MONACO, Sept 8 (Reuters) - Swiss Re (RUKN.VX) could take advantage of the credit crunch by snapping up more insurance portfolios from cash-strapped banks, but is in no hurry to do deals, Chief Financial Officer George Quinn said on Monday.

The world's second-largest reinsurer is poised to do more deals like its acquisition last month of British bank Barclays' (BARC.L) life assurance portfolio for around $1.5 billion in cash to boost the revenues of its Admin Re business.

The unit acquires closed-life insurance businesses and seeks to make money from them by exploiting economies of scale in servicing these books of business and by managing better the vast pool of assets they bring.

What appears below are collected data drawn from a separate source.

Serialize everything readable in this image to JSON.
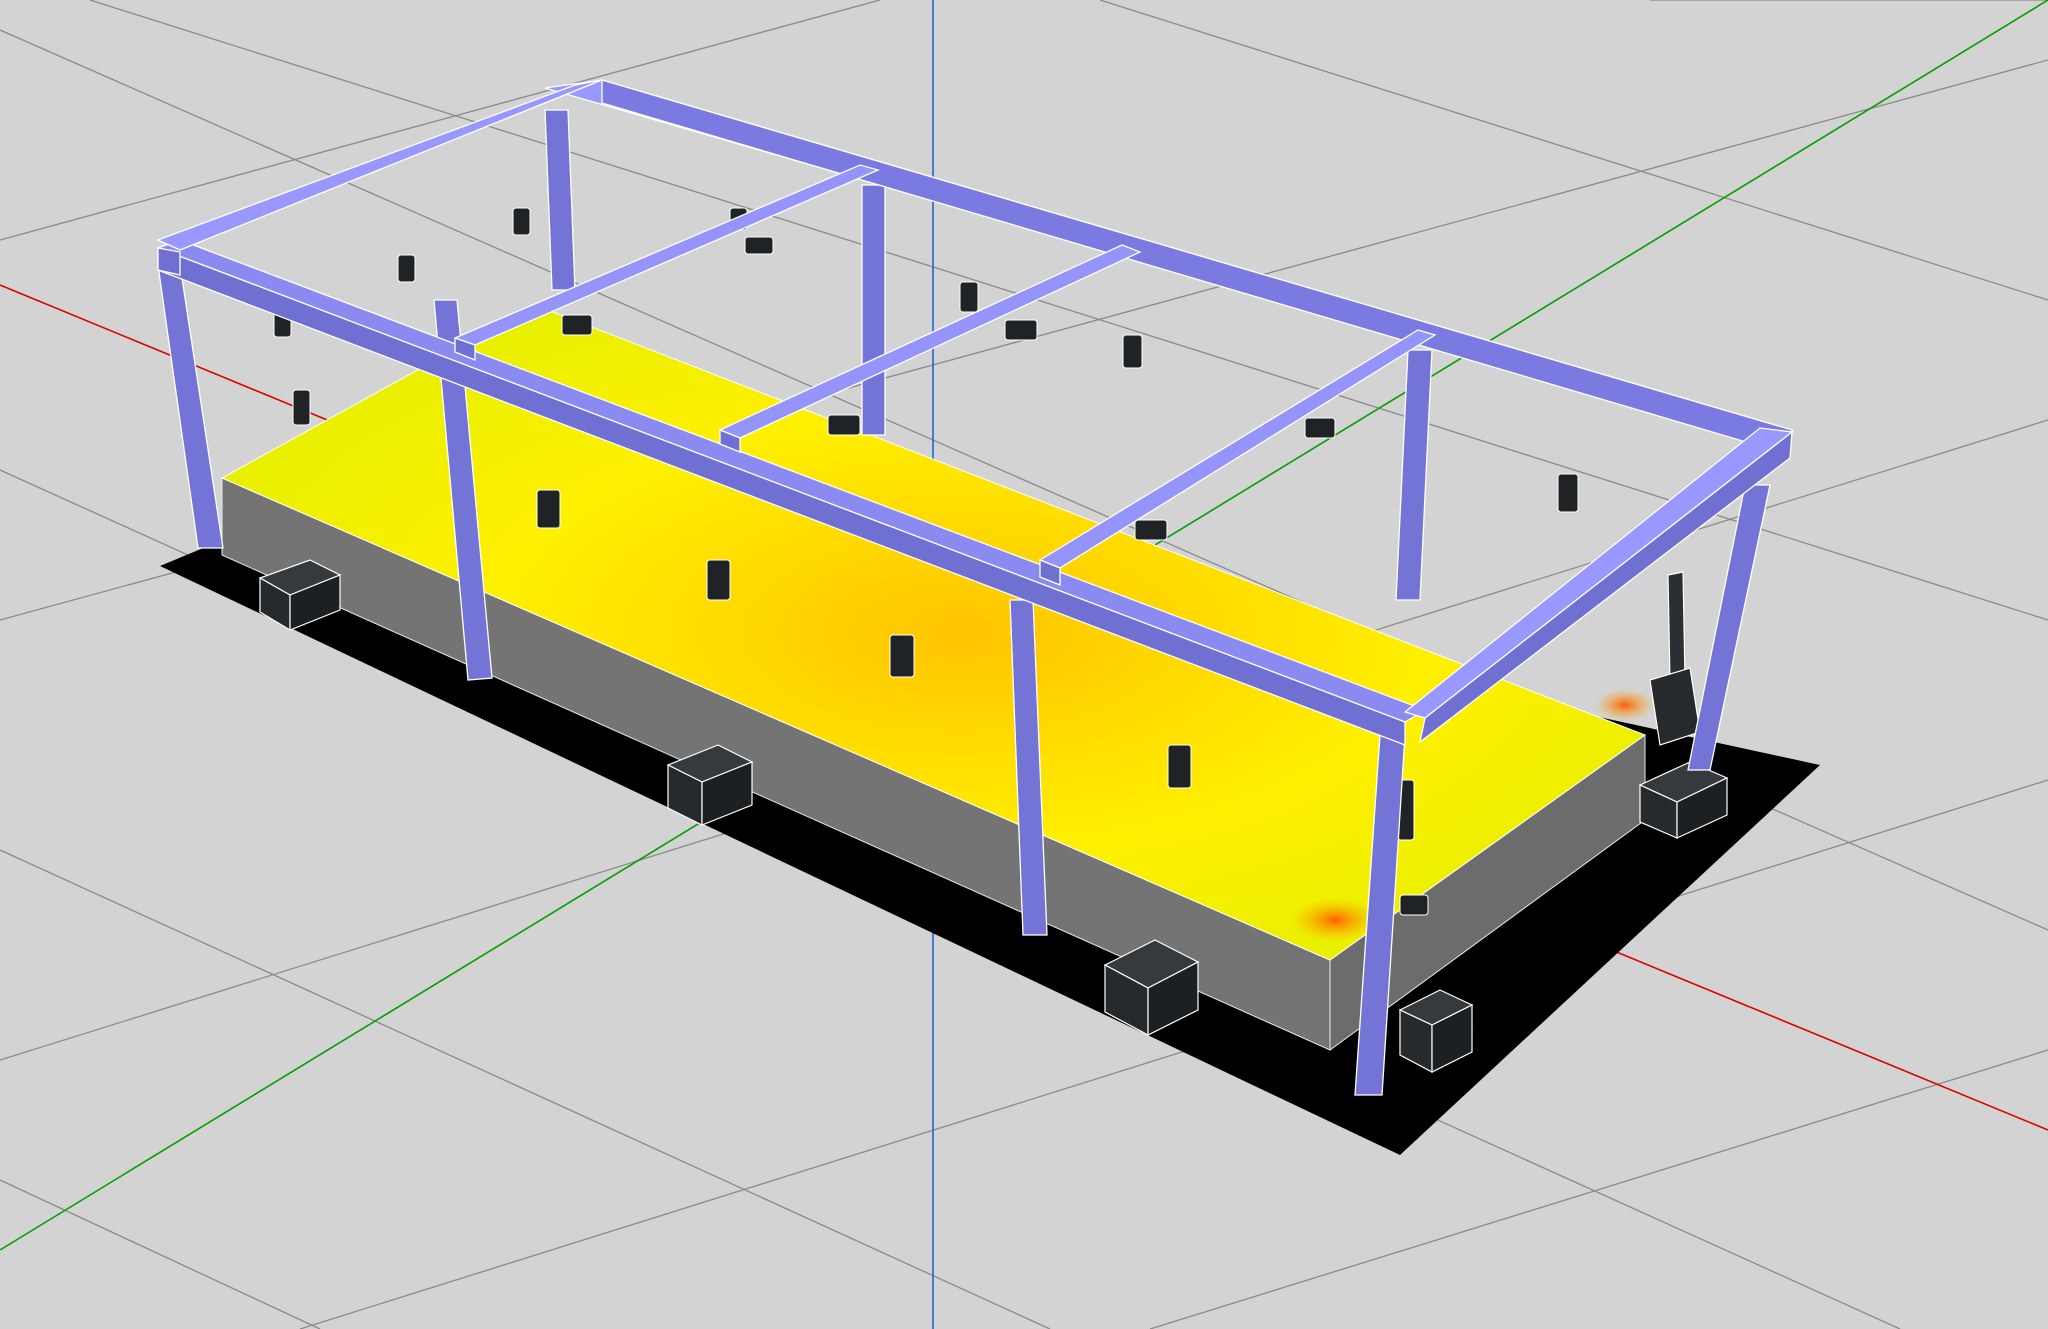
{
  "viewport": {
    "name": "3d-scene-viewport",
    "background_color": "#d3d3d3",
    "grid_color": "#8a8a8a",
    "axis_colors": {
      "x_axis": "#e00000",
      "y_axis": "#00a000",
      "z_axis": "#1e64e6"
    }
  },
  "scene": {
    "floor_slab": {
      "top_gradient": [
        "#ffc400",
        "#fff200",
        "#e6f000"
      ],
      "hotspot_color": "#ff6a00",
      "side_color": "#747474",
      "base_color": "#000000"
    },
    "frame_color": "#7474d6",
    "frame_highlight": "#9898ff",
    "support_block_color": "#2a2f33",
    "light_fixture_color": "#1f2326",
    "support_count": 6,
    "fixture_count": 20
  }
}
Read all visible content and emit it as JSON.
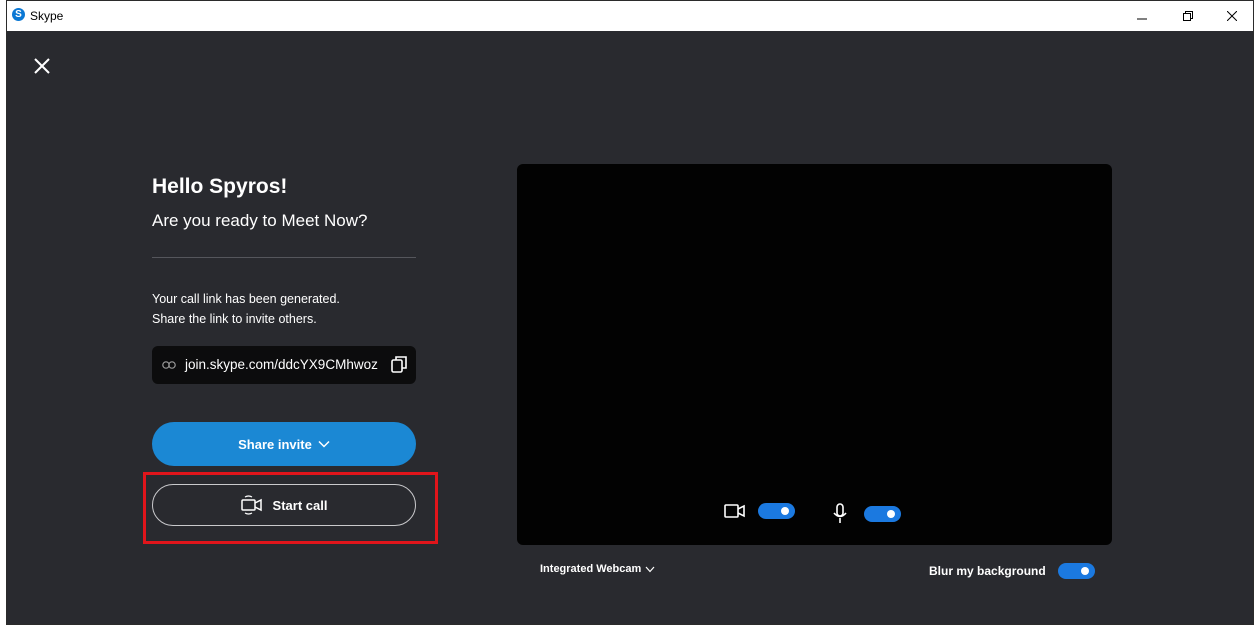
{
  "window": {
    "title": "Skype",
    "logo_letter": "S"
  },
  "greeting": {
    "hello": "Hello Spyros!",
    "ready": "Are you ready to Meet Now?"
  },
  "link_message": {
    "line1": "Your call link has been generated.",
    "line2": "Share the link to invite others."
  },
  "call_link": "join.skype.com/ddcYX9CMhwoz",
  "buttons": {
    "share_invite": "Share invite",
    "start_call": "Start call"
  },
  "devices": {
    "webcam": "Integrated Webcam",
    "blur_label": "Blur my background"
  },
  "toggles": {
    "video_on": true,
    "mic_on": true,
    "blur_on": true
  },
  "colors": {
    "accent": "#1b88d4",
    "toggle": "#1b79e0",
    "highlight": "#e0151b",
    "background": "#292a2f"
  }
}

Swiss Re is moving capital away from the non-life reinsurance market, where prices are falling, and may use the cash to exploit attractive opportunities in Admin Re, Quinn said at a press conference on the fringes of an industry meeting.

"If we take capital out of the (property/casualty) business then we can redeploy that elsewhere. You've seen an example of that in the Barclays transaction. Given the availability of assets at interesting prices in the admin re market that's something we can continue to do if we choose," Quinn said.

Banks who have taken a pounding from the subprime mortgage crisis are willing sellers.

"There are a number of factors driving the market but it's fairly obvious that some of the owners of businesses that would be ideal for us are financial services firms which are under considerable capital strain or stress," said Quinn.

"This is the type of environment to find the right kind of returns for our shareholders."

But he added there was no need to act hastily, as the environment was not set to change soon.

"I suspect the kind of conditions that we see today are likely to persist for some time to come, so to be quite frank, we don't feel in a particular hurry," said Quinn.

"But it's nice to be able to redeploy capital in this way for these sort of returns."